12 V wydzielony oddział pod dowództwem ppłk. Davida Bransona zaatakował obóz konfederacki. Kawalerzyści stracili kilku żołnierzy i wycofali się. Na tym zakończyła się walka – w nocy obie strony czekały na posiłki. Do federalnych przybył Barrett z 34. Pułkiem, do rebeliantów Ford z 200 kawalerzystami i armatami. Następny dzień zaczął się od natarcia tyralierów z Indiany w stronę konfederatów. Spotkało się to z kontrakcją Południowców, ograniczającą się do pojedynku ogniowego.
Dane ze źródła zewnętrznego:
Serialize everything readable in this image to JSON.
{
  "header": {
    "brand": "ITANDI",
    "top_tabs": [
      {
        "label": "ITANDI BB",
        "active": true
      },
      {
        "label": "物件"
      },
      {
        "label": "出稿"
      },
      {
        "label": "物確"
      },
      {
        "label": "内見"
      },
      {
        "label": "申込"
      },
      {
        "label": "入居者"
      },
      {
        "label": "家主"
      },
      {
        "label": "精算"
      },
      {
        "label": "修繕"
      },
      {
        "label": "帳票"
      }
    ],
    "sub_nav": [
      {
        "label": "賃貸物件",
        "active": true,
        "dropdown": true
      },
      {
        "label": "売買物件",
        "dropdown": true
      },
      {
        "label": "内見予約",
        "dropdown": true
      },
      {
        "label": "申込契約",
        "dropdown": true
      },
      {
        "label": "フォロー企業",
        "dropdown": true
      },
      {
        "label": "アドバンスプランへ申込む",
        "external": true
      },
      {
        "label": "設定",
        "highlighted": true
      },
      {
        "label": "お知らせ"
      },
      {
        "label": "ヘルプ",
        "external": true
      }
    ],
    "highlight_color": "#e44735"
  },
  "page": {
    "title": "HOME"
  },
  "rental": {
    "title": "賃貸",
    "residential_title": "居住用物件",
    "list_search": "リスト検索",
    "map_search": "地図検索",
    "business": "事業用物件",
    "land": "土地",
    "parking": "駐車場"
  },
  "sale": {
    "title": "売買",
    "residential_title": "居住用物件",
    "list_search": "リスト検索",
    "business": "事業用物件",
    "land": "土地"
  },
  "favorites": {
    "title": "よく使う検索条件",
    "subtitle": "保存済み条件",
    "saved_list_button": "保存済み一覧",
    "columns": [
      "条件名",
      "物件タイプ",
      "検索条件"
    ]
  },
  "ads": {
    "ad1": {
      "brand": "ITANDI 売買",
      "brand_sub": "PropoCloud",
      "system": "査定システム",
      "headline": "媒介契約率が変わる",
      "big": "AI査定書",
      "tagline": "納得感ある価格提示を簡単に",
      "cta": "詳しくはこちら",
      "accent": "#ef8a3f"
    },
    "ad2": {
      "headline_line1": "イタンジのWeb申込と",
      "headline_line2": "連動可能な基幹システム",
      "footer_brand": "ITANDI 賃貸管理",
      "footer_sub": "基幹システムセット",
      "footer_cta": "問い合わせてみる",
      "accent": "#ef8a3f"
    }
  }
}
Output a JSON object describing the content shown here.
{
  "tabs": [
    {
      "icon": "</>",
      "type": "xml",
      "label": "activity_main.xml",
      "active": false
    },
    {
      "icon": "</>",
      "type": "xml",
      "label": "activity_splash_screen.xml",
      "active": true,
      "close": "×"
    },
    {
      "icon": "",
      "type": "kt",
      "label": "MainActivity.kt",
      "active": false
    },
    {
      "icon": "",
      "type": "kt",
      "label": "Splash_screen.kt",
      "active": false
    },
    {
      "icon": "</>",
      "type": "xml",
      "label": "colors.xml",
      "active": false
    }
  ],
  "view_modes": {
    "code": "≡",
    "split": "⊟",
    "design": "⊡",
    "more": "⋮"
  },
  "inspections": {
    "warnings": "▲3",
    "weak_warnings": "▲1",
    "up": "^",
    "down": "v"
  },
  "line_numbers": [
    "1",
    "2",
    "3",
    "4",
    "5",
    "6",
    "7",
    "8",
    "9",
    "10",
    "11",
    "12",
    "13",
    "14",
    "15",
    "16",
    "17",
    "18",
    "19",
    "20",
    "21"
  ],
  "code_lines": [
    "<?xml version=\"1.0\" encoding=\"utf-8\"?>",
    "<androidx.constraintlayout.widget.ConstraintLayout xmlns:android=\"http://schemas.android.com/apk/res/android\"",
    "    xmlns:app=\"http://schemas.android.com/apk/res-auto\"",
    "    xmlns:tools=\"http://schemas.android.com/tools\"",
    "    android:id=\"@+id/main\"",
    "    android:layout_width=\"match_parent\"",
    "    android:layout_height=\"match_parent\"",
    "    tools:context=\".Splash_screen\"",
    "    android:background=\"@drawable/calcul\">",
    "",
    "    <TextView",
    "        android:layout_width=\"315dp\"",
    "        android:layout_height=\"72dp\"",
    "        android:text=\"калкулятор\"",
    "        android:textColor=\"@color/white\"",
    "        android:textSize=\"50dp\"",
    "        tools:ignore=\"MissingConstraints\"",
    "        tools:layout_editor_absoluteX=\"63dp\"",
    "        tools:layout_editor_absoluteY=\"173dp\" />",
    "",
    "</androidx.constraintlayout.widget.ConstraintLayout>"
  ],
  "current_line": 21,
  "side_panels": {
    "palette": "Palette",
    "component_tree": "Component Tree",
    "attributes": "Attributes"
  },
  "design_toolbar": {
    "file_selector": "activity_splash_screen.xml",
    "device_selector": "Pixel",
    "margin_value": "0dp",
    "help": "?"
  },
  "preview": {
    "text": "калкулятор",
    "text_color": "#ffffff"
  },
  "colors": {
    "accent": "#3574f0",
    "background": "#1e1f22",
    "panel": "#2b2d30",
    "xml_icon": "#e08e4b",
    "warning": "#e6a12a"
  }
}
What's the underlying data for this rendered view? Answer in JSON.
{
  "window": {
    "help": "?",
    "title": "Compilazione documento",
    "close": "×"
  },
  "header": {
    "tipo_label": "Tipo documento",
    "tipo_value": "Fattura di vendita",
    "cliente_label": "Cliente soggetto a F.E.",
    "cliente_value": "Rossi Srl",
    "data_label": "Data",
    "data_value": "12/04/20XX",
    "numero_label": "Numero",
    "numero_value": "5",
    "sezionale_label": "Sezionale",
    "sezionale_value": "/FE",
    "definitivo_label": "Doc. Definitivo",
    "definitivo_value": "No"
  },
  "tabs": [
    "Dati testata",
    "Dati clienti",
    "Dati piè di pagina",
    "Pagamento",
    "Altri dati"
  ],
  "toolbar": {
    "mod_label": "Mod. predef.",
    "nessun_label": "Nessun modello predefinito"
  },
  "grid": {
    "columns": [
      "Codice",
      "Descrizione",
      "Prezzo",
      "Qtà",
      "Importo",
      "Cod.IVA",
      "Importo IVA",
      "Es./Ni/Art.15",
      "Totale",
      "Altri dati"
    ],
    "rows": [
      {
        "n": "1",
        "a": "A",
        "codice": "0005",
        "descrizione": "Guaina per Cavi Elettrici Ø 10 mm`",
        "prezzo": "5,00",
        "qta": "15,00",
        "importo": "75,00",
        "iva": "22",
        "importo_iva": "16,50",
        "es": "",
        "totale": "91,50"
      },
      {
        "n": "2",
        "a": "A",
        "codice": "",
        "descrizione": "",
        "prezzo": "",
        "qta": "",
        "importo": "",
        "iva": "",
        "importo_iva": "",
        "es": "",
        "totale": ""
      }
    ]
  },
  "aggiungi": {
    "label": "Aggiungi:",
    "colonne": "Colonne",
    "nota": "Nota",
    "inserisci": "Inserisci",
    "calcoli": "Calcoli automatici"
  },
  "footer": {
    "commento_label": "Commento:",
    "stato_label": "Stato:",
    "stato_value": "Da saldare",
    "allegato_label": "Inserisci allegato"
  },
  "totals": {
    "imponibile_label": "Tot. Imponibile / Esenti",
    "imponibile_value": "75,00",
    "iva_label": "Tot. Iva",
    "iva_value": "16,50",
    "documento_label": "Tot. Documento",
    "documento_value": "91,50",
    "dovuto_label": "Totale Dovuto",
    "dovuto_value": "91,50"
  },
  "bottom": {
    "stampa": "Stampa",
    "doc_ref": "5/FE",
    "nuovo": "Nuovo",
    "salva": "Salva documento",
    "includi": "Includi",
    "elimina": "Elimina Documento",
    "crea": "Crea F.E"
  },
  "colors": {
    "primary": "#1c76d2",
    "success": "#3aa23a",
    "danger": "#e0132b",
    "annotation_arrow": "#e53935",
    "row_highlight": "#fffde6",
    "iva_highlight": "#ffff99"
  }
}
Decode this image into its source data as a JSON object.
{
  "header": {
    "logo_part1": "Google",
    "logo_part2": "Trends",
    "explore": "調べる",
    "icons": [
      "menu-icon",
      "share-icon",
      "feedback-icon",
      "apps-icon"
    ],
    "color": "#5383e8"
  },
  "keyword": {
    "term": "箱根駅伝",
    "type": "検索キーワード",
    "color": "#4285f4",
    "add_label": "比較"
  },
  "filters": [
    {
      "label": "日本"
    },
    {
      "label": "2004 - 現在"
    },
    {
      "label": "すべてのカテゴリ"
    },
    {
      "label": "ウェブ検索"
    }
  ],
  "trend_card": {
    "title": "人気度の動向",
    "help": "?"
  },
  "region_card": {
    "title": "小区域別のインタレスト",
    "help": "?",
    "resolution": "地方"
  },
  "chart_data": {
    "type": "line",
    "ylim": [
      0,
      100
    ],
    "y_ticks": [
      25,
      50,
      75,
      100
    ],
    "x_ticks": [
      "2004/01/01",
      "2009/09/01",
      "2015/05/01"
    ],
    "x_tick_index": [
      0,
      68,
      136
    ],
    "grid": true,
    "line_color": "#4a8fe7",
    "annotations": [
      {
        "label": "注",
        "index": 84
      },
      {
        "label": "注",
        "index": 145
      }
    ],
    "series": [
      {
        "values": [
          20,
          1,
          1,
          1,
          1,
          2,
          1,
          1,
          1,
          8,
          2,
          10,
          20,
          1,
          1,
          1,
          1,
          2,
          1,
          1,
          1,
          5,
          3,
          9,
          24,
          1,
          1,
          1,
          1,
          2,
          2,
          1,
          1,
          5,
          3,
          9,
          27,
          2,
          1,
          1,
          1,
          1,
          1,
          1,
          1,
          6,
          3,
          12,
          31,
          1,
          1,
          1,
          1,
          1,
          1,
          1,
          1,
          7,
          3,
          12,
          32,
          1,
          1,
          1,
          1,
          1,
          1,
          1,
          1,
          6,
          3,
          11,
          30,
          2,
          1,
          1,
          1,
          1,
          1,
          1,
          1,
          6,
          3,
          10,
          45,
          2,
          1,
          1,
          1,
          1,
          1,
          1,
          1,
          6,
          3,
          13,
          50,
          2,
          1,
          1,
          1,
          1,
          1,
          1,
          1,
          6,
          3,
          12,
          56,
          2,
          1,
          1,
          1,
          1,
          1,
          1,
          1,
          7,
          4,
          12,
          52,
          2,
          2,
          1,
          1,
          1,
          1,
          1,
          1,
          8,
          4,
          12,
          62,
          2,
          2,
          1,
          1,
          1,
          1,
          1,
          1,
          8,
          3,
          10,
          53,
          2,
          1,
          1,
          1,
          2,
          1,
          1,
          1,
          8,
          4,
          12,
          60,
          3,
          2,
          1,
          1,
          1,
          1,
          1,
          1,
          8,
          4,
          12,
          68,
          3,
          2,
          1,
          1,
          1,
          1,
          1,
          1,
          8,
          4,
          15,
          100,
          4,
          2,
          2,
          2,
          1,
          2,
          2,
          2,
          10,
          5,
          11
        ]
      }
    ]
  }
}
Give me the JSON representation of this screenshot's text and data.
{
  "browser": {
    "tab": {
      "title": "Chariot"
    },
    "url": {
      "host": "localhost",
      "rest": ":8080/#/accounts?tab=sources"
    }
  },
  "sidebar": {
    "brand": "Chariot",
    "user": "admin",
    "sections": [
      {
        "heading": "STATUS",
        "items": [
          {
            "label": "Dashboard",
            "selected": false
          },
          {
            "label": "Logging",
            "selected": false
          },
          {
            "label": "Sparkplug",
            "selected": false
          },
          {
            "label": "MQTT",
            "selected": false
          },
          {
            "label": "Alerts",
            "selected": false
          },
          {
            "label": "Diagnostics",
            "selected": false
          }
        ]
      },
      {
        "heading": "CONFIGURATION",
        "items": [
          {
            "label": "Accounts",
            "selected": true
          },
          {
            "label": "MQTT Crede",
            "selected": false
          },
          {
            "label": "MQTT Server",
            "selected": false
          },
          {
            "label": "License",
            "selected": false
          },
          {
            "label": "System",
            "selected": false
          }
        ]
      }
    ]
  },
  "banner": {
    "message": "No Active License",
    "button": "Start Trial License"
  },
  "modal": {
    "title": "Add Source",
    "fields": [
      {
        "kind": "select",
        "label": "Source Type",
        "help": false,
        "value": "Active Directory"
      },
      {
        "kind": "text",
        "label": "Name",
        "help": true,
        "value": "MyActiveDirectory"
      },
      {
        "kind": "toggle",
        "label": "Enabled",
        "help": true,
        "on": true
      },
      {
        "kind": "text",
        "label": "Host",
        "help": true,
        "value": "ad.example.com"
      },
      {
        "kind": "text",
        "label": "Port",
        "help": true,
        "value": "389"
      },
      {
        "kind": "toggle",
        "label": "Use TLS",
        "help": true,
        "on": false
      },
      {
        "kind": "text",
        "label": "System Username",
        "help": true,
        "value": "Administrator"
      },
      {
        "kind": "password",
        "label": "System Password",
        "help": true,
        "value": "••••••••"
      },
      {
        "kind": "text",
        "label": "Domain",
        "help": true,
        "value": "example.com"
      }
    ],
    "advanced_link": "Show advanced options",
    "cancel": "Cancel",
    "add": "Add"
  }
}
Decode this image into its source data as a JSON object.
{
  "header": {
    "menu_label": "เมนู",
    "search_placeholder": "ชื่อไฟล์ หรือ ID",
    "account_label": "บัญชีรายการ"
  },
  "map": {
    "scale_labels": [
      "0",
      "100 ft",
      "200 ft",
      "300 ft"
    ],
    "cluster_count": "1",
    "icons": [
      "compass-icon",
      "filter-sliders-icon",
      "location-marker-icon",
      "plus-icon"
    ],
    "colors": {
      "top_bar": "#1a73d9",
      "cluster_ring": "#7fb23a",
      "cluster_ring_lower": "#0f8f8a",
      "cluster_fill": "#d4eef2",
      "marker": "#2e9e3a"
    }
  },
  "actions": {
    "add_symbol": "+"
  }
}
Wreszcie o 16 Ford zaatakował prawe skrzydło Unii przy pomocy dwóch kompanii kawalerii wspieranych przez armaty, podczas gdy reszta oddziałów przeszła do generalnego natarcia. Linia wojsk obrony pękła, a wszelkie wysiłki uporządkowanego odwrotu zostały rozstrzelane ogniem z dział. Część jednostek federalnych uciekła a ok. setka unionistów została wzięta do niewoli w zakolu Rio Grande. Ogółem to starcie kosztowało Południowców ok. 10 ludzi (w tym 3 jeńców), zaś federalne wedle ustaleń sądu wojskowego – 4 zabitych, 12 rannych i 101 jeńców. Ford zapamiętał, że po bitwie:
Część 62. Kolorowego [pułku piechoty – M.S.] również dostała się do niewoli. Wmówiono im, że w razie dostania się do niewoli, zostaną albo zastrzeleni albo uczynieni znów niewolnikami. Zaskoczył ich przyjemnie fakt, że wszyscy zostali zwolnieni na słowo i pozwolono im odejść z białymi jeńcami. Część jeńców pochodziła z Austin i jego okolic. Zapewniono ich, że zostaną potraktowani jak jeńcy wojenni Nikt nie wydał zaleceń aby odwiedzać ich z niecnym planem zemsty.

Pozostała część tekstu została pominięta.